Le he robado el nombre de mi futuro barco a E. M. Forster, que es un escritor al que yo no acabo de reconocer como propio. Pero el relato de la historia de Vithobai el inaccesible (“La vida futura”), el gracioso muchacho de muslos desnudos cuyos únicos ornamentos eran flores escarlatas y que se enamora del misionero que intenta convertirle, no me abandona desde que la leyera el otro día, a 11 kilómetros de altura, sobrevolando el mar de Arabia o algún desierto en guerra.
El (fallido) relato de Forster parece más bien un boceto, un primer apunte de lo que podría haber sido (de lo que podría ser) una novela apasionante. Perdóneme usted que diga esto de alguien como Forster, autor de obras tan dañinas para tiernas mentes adolescentes como “Maurice”, “Una habitación con vistas” o “Pasaje a la India”. Recuerdo que la película basada en esta última, cuando la vi por primera vez, mucho antes de que yo fuese a la India y mucho antes de que entendiese nada de nada sobre casi nada, me dejó una sensación tan desasosegadora que cuando leí el libro, 2 décadas después, lo abrí como quien abre un tupper que lleva en la nevera 3 meses olvidado. Pero ni me olió ni nada. Ni siquiera eso.
Vithobai se ha convertido en mi héroe. Le imagino no guapo, sino un bellezón étnico de aspecto brutal y modos dulcísimos, manos y sonrisa grandes. Oscuro como tú.
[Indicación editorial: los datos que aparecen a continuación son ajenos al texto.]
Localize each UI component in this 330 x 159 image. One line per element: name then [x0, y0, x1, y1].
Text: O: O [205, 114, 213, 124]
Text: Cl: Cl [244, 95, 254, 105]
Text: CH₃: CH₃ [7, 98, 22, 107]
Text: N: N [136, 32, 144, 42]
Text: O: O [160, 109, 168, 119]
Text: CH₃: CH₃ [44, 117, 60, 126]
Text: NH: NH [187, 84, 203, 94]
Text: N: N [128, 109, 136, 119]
    El amor había nacido en algún lugar del bosque…

    “Quisiera oír más sobre este dios cuyo nombre es Amor”

De cerca, Vithobai parece no entender nada o confundirlo todo. De lejos, Vithobai es el iluminado, pero no sé si Forster pretendió esto o es solo cosa mía.
    “Cristo nos espera en mi aposento”.
    “Todavía no”.
    “¿Por qué todavía no? Dios me ordena que te ame ahora”.
    “A mí me ordena contenerme”.
    “¿Cómo puede ser, si Dios es Amor?”

Como yo, mi héroe se encabrona:
    “¿Estás enfermo?”
    “No”.
    “¿Entonces qué te pasa?”
    “No”.
    “¿Te arrepientes de tus palabras?”
    “No.”

    “Primero se toman los frutos de mi cuerpo. Luego se me silencia. Ahora se me castiga. Noche, tarde y un día. ¿Qué sigue?”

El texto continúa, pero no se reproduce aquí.